Difícil não é mesmo? Principalmente se considerarmos que essa desenvoltura não é preparada desde a graduação, sendo conquistada às duras penas do dia a dia profissional.

Portanto, o elemento principal para a boa prática do design é a postura do próprio designer, que precisa ser capaz de orientar seu potencial técnico e criativo para as demandas reais do negócio ao qual atende, otimizando recursos (e tempo conta como recurso) e garantindo a percepção de valor por parte do contratante.

Indo além, esse profissional precisa se dedicar à reciclagem constante, se mantendo atualizado frente ao desenvolvimento do design bem como buscando conhecimentos que ultrapassam suas fronteiras, mas que são essenciais para o seu desenvolvimento profissional e para o incremento da qualidade de seus projetos, como: gestão, inovação, administração bem como aqueles relacionados ao tema ao qual o projeto se destina.

Para tanto o designer pode se valer das mesmas características que tornam o ambiente complexo, a conectividade e diversas fontes de informação.

Com a questão da postura do designer entendida, partimos agora para a abordagem o projeto em si. Conforme mencionado anteriormente o design é uma atividade que visa trazer soluções para alguma necessidade ou “problema”. Para tanto é primordial que esse “problema” seja identificado, para que então ele seja analisado e por fim soluções sejam propostas. Basicamente: identificar + entender + desenvolver.
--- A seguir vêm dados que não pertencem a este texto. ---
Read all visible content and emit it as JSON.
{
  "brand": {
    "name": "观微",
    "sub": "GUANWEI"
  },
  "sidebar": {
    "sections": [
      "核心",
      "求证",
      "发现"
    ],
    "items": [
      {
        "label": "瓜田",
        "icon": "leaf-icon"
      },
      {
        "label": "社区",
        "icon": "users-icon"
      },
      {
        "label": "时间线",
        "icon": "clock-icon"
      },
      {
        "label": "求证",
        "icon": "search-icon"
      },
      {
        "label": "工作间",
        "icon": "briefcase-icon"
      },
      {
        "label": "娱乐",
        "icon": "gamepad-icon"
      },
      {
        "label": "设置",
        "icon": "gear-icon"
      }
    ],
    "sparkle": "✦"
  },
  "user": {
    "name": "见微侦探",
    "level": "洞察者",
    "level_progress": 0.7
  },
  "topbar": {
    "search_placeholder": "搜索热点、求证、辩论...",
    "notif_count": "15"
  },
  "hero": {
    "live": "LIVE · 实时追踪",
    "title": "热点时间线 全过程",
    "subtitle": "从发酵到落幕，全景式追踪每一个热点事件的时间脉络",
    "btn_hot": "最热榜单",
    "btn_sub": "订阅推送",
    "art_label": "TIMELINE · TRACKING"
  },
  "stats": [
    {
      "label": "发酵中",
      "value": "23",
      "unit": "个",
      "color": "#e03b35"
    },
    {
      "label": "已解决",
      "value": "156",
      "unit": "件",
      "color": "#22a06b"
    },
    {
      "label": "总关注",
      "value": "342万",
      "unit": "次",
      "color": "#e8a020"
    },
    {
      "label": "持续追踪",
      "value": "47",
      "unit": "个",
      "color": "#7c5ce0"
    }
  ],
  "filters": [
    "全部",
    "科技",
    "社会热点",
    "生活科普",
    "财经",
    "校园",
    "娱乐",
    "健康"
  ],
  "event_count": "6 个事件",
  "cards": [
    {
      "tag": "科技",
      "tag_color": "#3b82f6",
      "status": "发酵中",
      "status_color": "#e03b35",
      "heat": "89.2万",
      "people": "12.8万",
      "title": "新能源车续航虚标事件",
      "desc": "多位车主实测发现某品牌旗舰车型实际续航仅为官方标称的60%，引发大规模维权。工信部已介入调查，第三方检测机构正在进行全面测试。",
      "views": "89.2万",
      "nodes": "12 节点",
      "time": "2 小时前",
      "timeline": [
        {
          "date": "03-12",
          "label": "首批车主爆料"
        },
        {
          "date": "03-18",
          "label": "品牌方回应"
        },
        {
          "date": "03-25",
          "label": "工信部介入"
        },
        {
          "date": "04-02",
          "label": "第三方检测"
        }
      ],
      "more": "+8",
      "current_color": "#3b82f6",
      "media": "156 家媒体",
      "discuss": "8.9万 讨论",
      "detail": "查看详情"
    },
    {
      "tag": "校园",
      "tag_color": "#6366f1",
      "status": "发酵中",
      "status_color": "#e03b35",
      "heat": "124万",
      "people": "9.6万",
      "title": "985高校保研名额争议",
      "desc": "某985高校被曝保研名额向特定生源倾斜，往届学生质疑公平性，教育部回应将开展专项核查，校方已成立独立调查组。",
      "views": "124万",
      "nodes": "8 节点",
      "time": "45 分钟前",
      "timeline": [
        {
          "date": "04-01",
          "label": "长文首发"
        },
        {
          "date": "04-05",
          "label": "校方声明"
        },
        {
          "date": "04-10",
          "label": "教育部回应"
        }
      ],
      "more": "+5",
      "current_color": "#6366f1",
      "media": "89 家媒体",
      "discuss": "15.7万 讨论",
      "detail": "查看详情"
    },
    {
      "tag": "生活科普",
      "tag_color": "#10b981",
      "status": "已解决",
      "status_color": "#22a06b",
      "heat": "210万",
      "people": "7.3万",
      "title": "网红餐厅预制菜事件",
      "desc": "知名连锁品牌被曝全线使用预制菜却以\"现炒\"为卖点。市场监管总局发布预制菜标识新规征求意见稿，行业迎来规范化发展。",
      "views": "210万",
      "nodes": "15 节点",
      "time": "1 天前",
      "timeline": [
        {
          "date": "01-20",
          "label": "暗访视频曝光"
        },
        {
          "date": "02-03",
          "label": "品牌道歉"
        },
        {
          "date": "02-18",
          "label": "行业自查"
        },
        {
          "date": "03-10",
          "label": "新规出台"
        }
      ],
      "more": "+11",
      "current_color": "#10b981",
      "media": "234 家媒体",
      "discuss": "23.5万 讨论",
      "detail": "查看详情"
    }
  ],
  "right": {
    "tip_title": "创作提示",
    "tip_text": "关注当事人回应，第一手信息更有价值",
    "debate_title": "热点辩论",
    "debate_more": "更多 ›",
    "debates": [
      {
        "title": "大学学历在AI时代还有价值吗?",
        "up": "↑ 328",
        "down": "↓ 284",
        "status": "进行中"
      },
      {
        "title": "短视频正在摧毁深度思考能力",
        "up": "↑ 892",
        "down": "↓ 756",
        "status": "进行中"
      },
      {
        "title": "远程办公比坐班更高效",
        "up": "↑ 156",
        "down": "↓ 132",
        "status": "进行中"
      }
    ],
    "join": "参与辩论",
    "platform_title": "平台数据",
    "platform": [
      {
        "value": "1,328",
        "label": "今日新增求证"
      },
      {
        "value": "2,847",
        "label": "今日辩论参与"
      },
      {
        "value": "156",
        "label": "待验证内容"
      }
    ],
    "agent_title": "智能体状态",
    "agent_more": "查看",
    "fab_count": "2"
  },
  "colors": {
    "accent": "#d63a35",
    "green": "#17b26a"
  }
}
Tal abordagem é uma síntese de propostas metodológicas como a de Brigitte Borja de Mozota em seu livro “Gestão do Design: usando o design para construir valor de marca e inovação corporativa”, que divide o processo de design em seis etapas bem definidas, são elas (Mozota, 2011, p.28 e 29):

  1. Investigação
  2. Pesquisa
  3. Exploração
  4. Desenvolvimento
  5. Realização
  6. Avaliação

No entanto a necessidade de discussão se dá pelo fato de muitas vezes não ser possível fragmentar o processo de design em tantas etapas bem delimitadas, especialmente por conta de outros profissionais ou departamentos envolvidos no projeto bem como por conta dos prazos cada vez mais curtos.

Isso quer dizer que a metodologia cai por terra e o designer deve sair criando sem uma base fundamentada? Definitivamente não.
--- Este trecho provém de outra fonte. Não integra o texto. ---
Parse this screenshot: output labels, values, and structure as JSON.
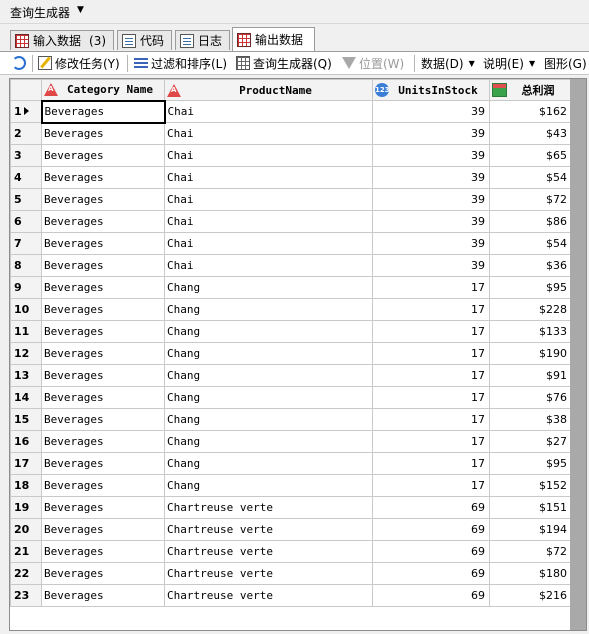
{
  "window": {
    "title": "查询生成器"
  },
  "tabs": [
    {
      "label": "输入数据",
      "count": "(3)"
    },
    {
      "label": "代码"
    },
    {
      "label": "日志"
    },
    {
      "label": "输出数据"
    }
  ],
  "toolbar": {
    "modify_task": "修改任务(Y)",
    "filter_sort": "过滤和排序(L)",
    "query_builder": "查询生成器(Q)",
    "position": "位置(W)",
    "data_menu": "数据(D)",
    "describe_menu": "说明(E)",
    "graph_menu": "图形(G)"
  },
  "grid": {
    "columns": [
      "Category Name",
      "ProductName",
      "UnitsInStock",
      "总利润"
    ],
    "rows": [
      [
        "1",
        "Beverages",
        "Chai",
        "39",
        "$162"
      ],
      [
        "2",
        "Beverages",
        "Chai",
        "39",
        "$43"
      ],
      [
        "3",
        "Beverages",
        "Chai",
        "39",
        "$65"
      ],
      [
        "4",
        "Beverages",
        "Chai",
        "39",
        "$54"
      ],
      [
        "5",
        "Beverages",
        "Chai",
        "39",
        "$72"
      ],
      [
        "6",
        "Beverages",
        "Chai",
        "39",
        "$86"
      ],
      [
        "7",
        "Beverages",
        "Chai",
        "39",
        "$54"
      ],
      [
        "8",
        "Beverages",
        "Chai",
        "39",
        "$36"
      ],
      [
        "9",
        "Beverages",
        "Chang",
        "17",
        "$95"
      ],
      [
        "10",
        "Beverages",
        "Chang",
        "17",
        "$228"
      ],
      [
        "11",
        "Beverages",
        "Chang",
        "17",
        "$133"
      ],
      [
        "12",
        "Beverages",
        "Chang",
        "17",
        "$190"
      ],
      [
        "13",
        "Beverages",
        "Chang",
        "17",
        "$91"
      ],
      [
        "14",
        "Beverages",
        "Chang",
        "17",
        "$76"
      ],
      [
        "15",
        "Beverages",
        "Chang",
        "17",
        "$38"
      ],
      [
        "16",
        "Beverages",
        "Chang",
        "17",
        "$27"
      ],
      [
        "17",
        "Beverages",
        "Chang",
        "17",
        "$95"
      ],
      [
        "18",
        "Beverages",
        "Chang",
        "17",
        "$152"
      ],
      [
        "19",
        "Beverages",
        "Chartreuse verte",
        "69",
        "$151"
      ],
      [
        "20",
        "Beverages",
        "Chartreuse verte",
        "69",
        "$194"
      ],
      [
        "21",
        "Beverages",
        "Chartreuse verte",
        "69",
        "$72"
      ],
      [
        "22",
        "Beverages",
        "Chartreuse verte",
        "69",
        "$180"
      ],
      [
        "23",
        "Beverages",
        "Chartreuse verte",
        "69",
        "$216"
      ]
    ]
  }
}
Quer dizer que cada vez mais o designer será cobrado pela sua postura proativa e visão multidisciplinar, o que o capacita a acompanhar o projeto do início ao fim, dando suas contribuições e entendendo, bem como relacionando, as considerações das outras áreas envolvidas com o foco na otimização do projeto.

Na impossibilidade de seguir receitas e fórmulas cabe ao designer entender o que se espera e direcionar a criatividade para a melhor solução possível, indo de encontro com a proposta de valor e com as expectativas, possibilidades e necessidades do projeto.

Referência

Adaptado de MOZOTA, Brigitte Borja de. Gestão do Design: usando o design para construir valor de marca e inovação coorporativa. Porto Alegre: Bookman, 2011.